Wer sich ein schnelles Mini-ITX-System zusammenschustern oder aber seinem Gaming-Notebook ein Upgrade spendieren möchte, der sollte auch beim Speicher nicht sparen, denn mit zunehmender Verbreitung entsprechender Geräte gewinnen auch Speichermodule im SO-DIMM-Format zunehmend an Bedeutung.

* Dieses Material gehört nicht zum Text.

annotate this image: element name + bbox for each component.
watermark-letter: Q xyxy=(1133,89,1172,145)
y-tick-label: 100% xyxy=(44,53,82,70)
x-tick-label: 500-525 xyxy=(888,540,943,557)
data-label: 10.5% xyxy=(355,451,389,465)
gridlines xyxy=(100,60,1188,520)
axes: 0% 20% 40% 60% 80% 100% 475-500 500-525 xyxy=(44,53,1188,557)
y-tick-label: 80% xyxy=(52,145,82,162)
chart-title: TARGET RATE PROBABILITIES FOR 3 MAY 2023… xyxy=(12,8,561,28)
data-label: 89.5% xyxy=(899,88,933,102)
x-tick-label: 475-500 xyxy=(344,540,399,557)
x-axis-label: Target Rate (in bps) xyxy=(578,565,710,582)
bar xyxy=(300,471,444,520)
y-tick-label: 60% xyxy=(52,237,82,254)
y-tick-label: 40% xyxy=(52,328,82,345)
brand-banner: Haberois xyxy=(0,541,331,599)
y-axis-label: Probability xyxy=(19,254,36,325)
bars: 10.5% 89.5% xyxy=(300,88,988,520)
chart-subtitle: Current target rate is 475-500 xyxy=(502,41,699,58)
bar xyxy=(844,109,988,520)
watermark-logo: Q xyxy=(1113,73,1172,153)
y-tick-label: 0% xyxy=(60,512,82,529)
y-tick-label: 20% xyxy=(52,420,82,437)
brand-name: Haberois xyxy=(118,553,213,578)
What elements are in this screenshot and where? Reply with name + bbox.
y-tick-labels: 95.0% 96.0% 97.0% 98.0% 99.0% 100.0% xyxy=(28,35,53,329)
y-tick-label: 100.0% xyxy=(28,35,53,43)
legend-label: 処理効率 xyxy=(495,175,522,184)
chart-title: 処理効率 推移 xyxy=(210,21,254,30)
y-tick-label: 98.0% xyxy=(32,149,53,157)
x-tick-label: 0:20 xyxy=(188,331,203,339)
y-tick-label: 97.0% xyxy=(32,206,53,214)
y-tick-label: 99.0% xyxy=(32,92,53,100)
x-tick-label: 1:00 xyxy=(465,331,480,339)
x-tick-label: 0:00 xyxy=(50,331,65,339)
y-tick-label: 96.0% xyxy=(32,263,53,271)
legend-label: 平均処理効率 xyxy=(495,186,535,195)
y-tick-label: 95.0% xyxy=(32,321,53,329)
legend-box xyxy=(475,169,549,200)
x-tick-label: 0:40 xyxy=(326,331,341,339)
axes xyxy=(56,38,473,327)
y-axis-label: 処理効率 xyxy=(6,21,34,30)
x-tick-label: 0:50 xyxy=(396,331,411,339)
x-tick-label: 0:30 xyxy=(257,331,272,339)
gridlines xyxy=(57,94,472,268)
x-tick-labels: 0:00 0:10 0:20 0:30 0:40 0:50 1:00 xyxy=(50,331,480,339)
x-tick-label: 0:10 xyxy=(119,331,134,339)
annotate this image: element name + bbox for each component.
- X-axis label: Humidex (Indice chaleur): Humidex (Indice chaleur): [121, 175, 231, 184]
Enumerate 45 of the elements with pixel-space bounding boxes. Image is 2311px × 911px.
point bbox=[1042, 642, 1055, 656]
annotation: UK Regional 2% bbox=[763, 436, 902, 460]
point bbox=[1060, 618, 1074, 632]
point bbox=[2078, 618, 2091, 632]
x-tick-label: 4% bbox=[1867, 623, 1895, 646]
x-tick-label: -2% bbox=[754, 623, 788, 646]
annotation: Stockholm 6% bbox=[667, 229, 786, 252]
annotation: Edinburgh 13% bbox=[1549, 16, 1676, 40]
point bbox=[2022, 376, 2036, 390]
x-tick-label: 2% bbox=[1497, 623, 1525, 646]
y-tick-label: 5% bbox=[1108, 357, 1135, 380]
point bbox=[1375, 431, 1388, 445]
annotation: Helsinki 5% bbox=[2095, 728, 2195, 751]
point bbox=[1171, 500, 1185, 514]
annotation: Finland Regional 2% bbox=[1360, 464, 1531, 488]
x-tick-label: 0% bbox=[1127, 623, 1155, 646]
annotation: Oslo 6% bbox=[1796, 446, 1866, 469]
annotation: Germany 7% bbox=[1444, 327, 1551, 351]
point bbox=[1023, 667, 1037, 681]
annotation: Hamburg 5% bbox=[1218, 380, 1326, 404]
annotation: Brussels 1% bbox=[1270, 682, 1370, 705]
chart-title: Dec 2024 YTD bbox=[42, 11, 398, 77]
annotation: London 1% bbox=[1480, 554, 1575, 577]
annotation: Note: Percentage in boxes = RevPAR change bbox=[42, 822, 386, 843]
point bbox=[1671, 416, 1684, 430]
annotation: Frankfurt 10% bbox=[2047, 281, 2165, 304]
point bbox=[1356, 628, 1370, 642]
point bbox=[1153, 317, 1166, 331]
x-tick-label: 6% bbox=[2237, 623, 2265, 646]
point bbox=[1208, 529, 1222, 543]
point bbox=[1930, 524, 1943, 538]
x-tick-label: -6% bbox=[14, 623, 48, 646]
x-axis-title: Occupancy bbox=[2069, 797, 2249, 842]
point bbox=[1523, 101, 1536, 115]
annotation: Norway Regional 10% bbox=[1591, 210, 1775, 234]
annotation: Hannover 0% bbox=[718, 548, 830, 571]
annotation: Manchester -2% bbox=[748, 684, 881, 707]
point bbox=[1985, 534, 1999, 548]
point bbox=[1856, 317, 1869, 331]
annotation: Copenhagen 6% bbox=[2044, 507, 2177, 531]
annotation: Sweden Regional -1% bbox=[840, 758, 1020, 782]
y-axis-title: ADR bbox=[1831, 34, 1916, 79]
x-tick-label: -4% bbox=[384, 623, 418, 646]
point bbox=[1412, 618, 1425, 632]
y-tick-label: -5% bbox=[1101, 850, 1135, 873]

G.Skill hält hier entsprechende Module der Ripjaws-Serie bereit, die sich mit hohen Taktraten von bis zu 2.133 MHz auszeichnen. Das von uns getestete F3-1866C10D-16GRSL-Kit erreicht dabei eine Geschwindigkeit von 1.866 MHz und Timings von CL10-10-10-32 bei einer Spannung von 1,35 Volt. 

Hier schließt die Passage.